Троцкий не верил в надежность макиавеллиевых достижений; он до самого конца отрицал, что Сталин победил крестьянский индивидуализм. Убежденный, что тот все еще способен уничтожить колхозы или подчинить их своим интересам и потребностям, он предсказывал, что внутри колхозов поднимется новый класс кулаков и возьмет власть в свои руки. И опять Троцкий уловил реальную тенденцию; но переоценил ее силу. Крестьянская жажда наживы вновь проявила себя во многих ипостасях, и Сталину пришлось бороться против возрождения кулаков в колхозах. Однако, сочетая экономические меры и террор, ему удалось ограничить рецидив частной собственности в узких и строго ограниченных границах; а крестьянский индивидуализм так никогда и не оправился от смертельного удара, который Сталин ему нанес, хотя его [крестьянского индивидуализма] предсмертный хрип звучал в ушах России еще четверть века.
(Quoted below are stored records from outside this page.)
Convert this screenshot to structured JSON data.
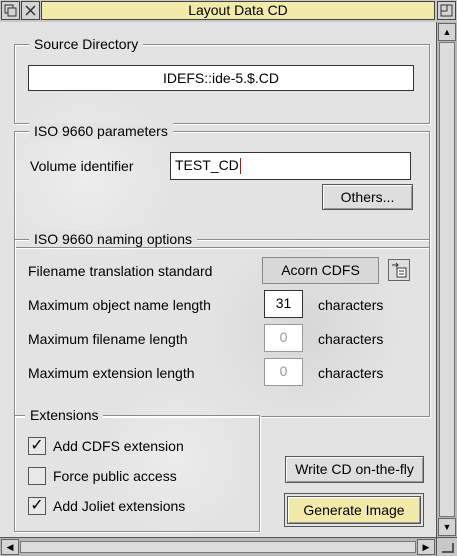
{
  "window": {
    "title": "Layout Data CD"
  },
  "source": {
    "group_label": "Source Directory",
    "path": "IDEFS::ide-5.$.CD"
  },
  "iso_params": {
    "group_label": "ISO 9660 parameters",
    "volume_label": "Volume identifier",
    "volume_value": "TEST_CD",
    "others_button": "Others..."
  },
  "naming": {
    "group_label": "ISO 9660 naming options",
    "translation_label": "Filename translation standard",
    "translation_value": "Acorn CDFS",
    "max_object_label": "Maximum object name length",
    "max_object_value": "31",
    "max_filename_label": "Maximum filename length",
    "max_filename_value": "0",
    "max_extension_label": "Maximum extension length",
    "max_extension_value": "0",
    "unit": "characters"
  },
  "extensions": {
    "group_label": "Extensions",
    "items": [
      {
        "label": "Add CDFS extension",
        "checked": true,
        "mark": "✓"
      },
      {
        "label": "Force public access",
        "checked": false,
        "mark": ""
      },
      {
        "label": "Add Joliet extensions",
        "checked": true,
        "mark": "✓"
      }
    ]
  },
  "actions": {
    "write_label": "Write CD on-the-fly",
    "generate_label": "Generate Image"
  },
  "icons": {
    "back": "back-icon",
    "close": "close-icon",
    "toggle": "toggle-size-icon",
    "menu": "menu-popup-icon"
  }
}
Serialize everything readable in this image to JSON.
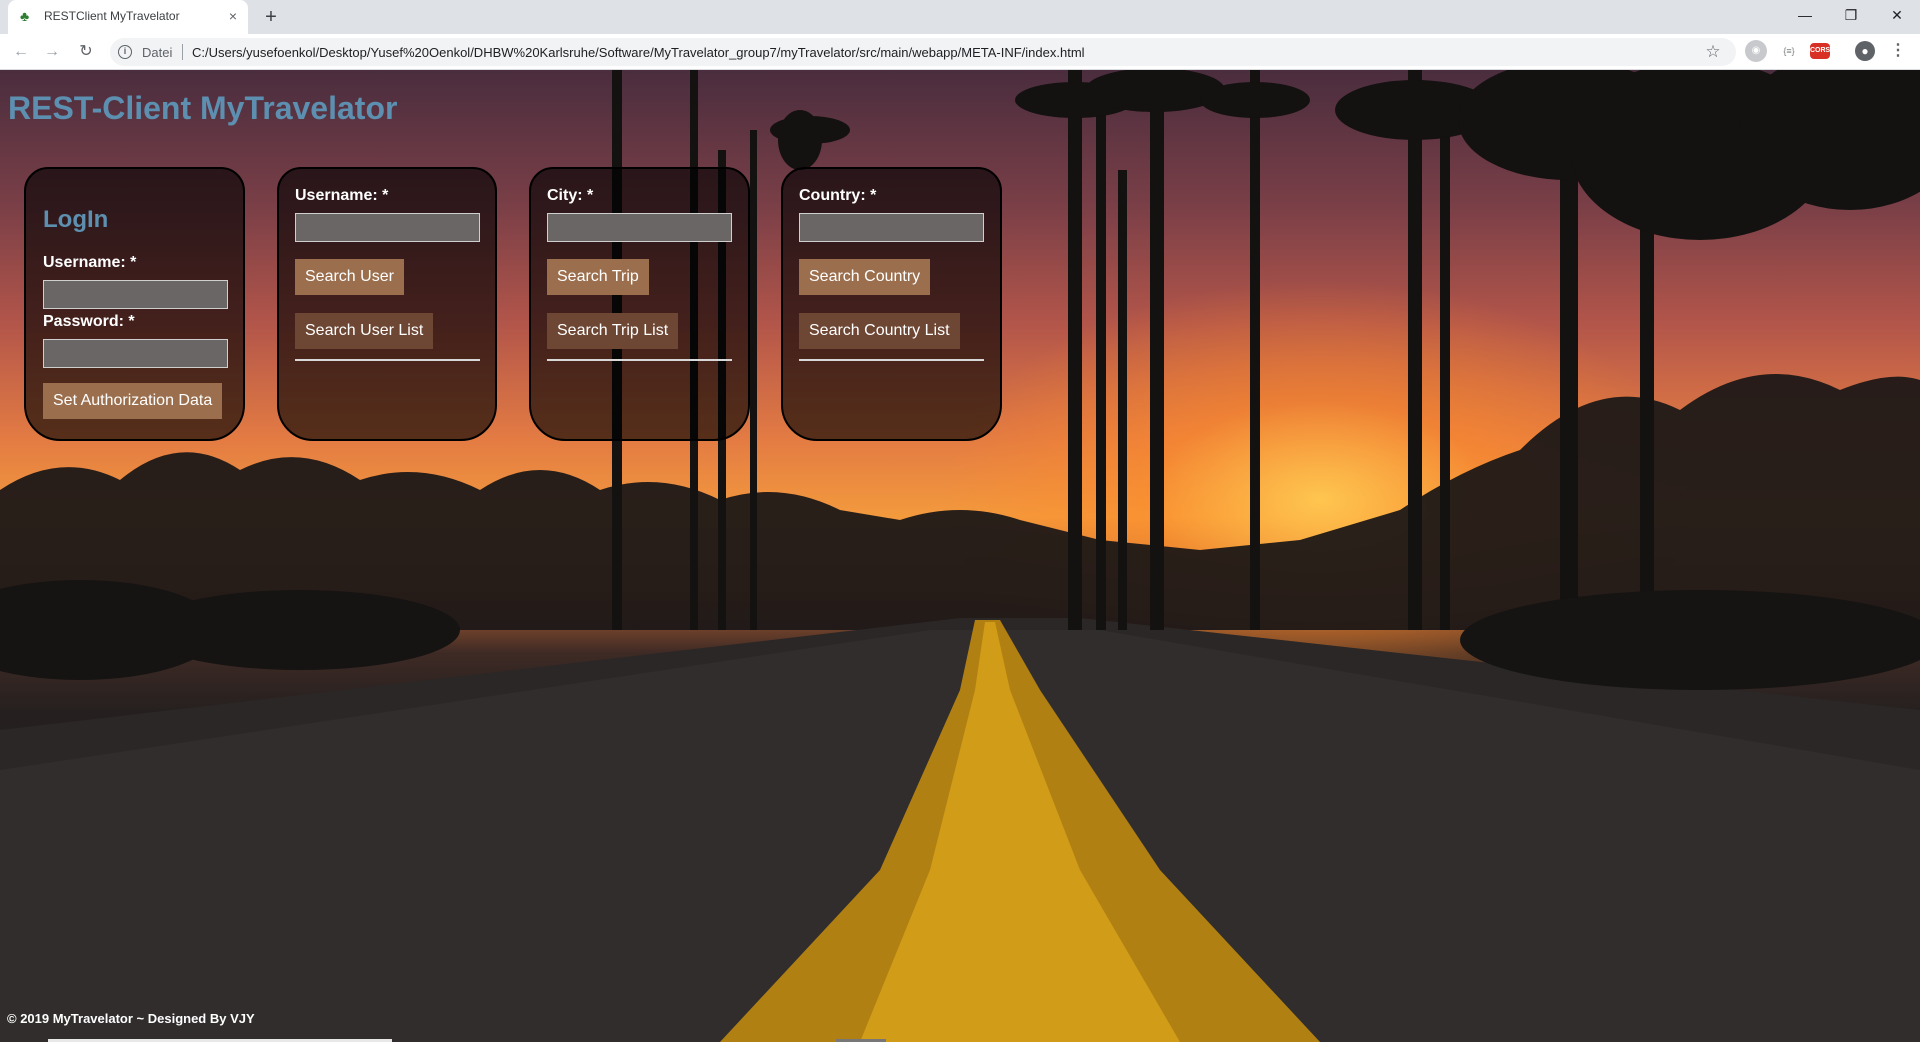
{
  "browser": {
    "tab_title": "RESTClient MyTravelator",
    "tab_close": "×",
    "new_tab": "+",
    "scheme_label": "Datei",
    "url": "C:/Users/yusefoenkol/Desktop/Yusef%20Oenkol/DHBW%20Karlsruhe/Software/MyTravelator_group7/myTravelator/src/main/webapp/META-INF/index.html",
    "icons": [
      "back-icon",
      "forward-icon",
      "reload-icon",
      "info-icon",
      "star-icon",
      "extension-icons",
      "account-icon",
      "menu-icon"
    ]
  },
  "page": {
    "title": "REST-Client MyTravelator",
    "login": {
      "heading": "LogIn",
      "username_label": "Username: *",
      "password_label": "Password: *",
      "submit_label": "Set Authorization Data"
    },
    "user": {
      "username_label": "Username: *",
      "search_label": "Search User",
      "list_label": "Search User List"
    },
    "trip": {
      "city_label": "City: *",
      "search_label": "Search Trip",
      "list_label": "Search Trip List"
    },
    "country": {
      "country_label": "Country: *",
      "search_label": "Search Country",
      "list_label": "Search Country List"
    },
    "footer": "© 2019 MyTravelator ~ Designed By VJY"
  },
  "colors": {
    "title": "#5d8fb0",
    "button": "#9b6f4d",
    "button_dark": "#6d4634",
    "card_bg": "rgba(0,0,0,0.62)"
  }
}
Троцкий из изгнания неоднократно умолял сталинское Политбюро отказаться от этого дикого предприятия, призывал прекратить варварскую войну против сельского варварства и избрать более цивилизованный и гуманный курс действий, к которому обязывало их марксистско-ленинское наследие. Он призывал Политбюро выступить с инициативой великого примирения с крестьянством, объявить перед всем народом, что, внедряя силой коллективизацию, они допустили ошибку и что крестьяне, желающие покинуть колхоз и вернуться к частному земледелию, вольны сделать это. Он не сомневался, что это привело бы к распаду многих или, возможно, большинства колхозов; но потеря от этого будет небольшой, так как они, по его мнению, вообще были нежизнеспособны. А колхозы, которые выживут (если их снабдить машинами, кредитами и агрономической помощью и тем самым предложить их членам материальные выгоды, которые недоступны для мелкого собственника), все еще могут стать пионерами истинного, добровольного коллективистского движения, которое со временем преобразит все сельское хозяйство и поднимет его производительность до уровня, требуемого современной и развивающейся экономикой. Это, провозглашал Троцкий, есть именно то, что сделает оппозиция, если вернется к власти.
Сталинскому Политбюро было слишком поздно искать примирения с крестьянством. Еще с осени 1929 года все силы партии и государства были полностью брошены на борьбу, и попытка вывести их из боя для глубокого отхода назад легко могла привести к их разгрому. Так много было жертв в этой кампании, такие жестокие страсти разгорелись, столь много насилия было применено в отношении крестьян и настолько яростным был их призыв к отмщению, столь огромными и кровавыми были потрясения, что было более чем сомнительно, что отыщется какой-то разумный путь, пока на сцене оставалось поколение, пережившее этот шок. Если бы власти заявили, что крестьяне свободны покинуть колхозы, с треском рухнула бы вся аграрная структура; и вряд ли выжили бы какие-нибудь колхозы. Тогда понадобилось бы время, чтобы частное земледелие вернулось в привычную колею и стало работать в обычном режиме. А тем временем производство и снабжение продовольствием продолжали бы ухудшаться, и промышленное развитие потерпело бы тяжелое поражение. Не было похоже, что массовый исход из колхозов происходил бы мирно. Крестьяне сочли бы своим правом повернуться спиной к правительству и партии. Примирение потребовало бы амнистии и компенсации депортированных и экспроприированных; и легко представить настроение, с которым эшелоны ссыльных, возвращавшихся из концлагерей, были бы встречены их родными и односельчанами. Деколлективизация могла бы способствовать разгулу насилия, столь жестокого, как и то, что сопровождало коллективизацию. Возможно, новое правительство с чистым послужным списком, т. е. правительство, сформированное оппозицией, смогло бы утихомирить страну, не доводя ее до грани контрреволюции, — именно в это верил Троцкий. Для правительства Сталина любая подобная попытка была бы равносильна самоубийству. Любой признак слабости со стороны властей разжег бы ненависть, тлеющую в миллионах лачуг. Для Сталина не оставалось ничего другого, кроме как не прекращать войну, хотя, как он годы спустя признавался Черчиллю, она была даже страшнее, чем ужасы Второй мировой войны.[34]